While the other women exhibitors are laughing and chatting, Nkhono’s hands are always busy, producing her next piece.

Family responsibilities

Although she raised five children, only one is alive now, the other four having succumbed to HIV/Aids.

Nkhono Mompe looks after two grandchildren, one of whom is still attending school and the other, a 16-year-old has just given birth.

“I don’t think the baby will live long, it is very weak,” she explains.

She is responsible for the boarding school fees of the younger granddaughter.

At 74 years she has to walk long distances and use public transport but this doesn’t stop her from coming into town almost every day to sell her wares from outside the burnt Basotho Shield.

Access to markets

“Things were better in the old days,” she laments. “People used to buy then.”

This has forced her to look further afield for customers and about once a month she crosses the border into South Africa to sell her wares.

On Tuesday, as we were chatting, a young man stopped to enquire about the miniature hats.

He is based in Johannesburg; and wanted about 100 of them.

They exchanged contact details with Nkhono slowly giving out her numbers for the hand set which she confessed to not being able to use.

That is why her granddaughter keeps it but she assures us she will get the messages as we were anxious that she secures this order.

Business was even better for her on Wednesday as she managed to sell all her hats and several other pieces.

She also secured an order for a decorated grass mat for Thursday and indicated that she would leave early that afternoon so that she can buy the inputs and work on the piece overnight.

This made me realise that the demand is there — there just needs to be a system in place that connects the sellers and the buyers such as this exhibition.

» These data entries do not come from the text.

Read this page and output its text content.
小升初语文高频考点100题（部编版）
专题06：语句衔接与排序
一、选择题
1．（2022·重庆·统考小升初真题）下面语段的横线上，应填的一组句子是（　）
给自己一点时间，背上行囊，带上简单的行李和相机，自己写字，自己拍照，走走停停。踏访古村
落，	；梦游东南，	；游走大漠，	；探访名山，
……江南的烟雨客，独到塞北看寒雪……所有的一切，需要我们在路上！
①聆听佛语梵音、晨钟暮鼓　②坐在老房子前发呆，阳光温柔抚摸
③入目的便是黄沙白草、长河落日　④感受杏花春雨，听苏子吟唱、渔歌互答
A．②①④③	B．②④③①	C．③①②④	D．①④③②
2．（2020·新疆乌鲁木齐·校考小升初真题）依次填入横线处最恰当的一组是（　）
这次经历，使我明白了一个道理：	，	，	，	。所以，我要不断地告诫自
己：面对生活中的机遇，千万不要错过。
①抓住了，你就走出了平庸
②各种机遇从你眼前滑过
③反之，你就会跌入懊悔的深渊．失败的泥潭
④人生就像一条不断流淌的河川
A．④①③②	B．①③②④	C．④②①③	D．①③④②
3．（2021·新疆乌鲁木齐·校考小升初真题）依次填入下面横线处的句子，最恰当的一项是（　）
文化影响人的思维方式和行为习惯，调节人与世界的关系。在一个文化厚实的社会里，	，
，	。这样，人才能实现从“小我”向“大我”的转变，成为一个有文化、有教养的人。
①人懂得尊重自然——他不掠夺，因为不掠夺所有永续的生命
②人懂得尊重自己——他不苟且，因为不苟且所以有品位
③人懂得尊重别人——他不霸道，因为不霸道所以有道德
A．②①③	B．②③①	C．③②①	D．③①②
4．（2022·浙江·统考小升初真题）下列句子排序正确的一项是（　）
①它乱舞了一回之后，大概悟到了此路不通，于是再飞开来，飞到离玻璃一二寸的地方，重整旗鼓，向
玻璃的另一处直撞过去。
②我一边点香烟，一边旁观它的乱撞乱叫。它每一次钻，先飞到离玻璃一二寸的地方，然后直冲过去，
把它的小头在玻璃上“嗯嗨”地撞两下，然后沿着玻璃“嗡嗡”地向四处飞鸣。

But all this hard work is taking its toll on her.

“I am getting tired now and sometimes I feel dizzy”, she says.

I can’t help thinking what the future has in store for Nkhono and her grandchildren when the time comes when she needs to rest and someone to take care of her for a change.

“Be the change that you seek in the world” said Mahatma Gandhi.

You can make a difference in Nkhono’s and the other women’s lives by paying them a visit at the mall the remainder of this week and hopefully something will catch your eye.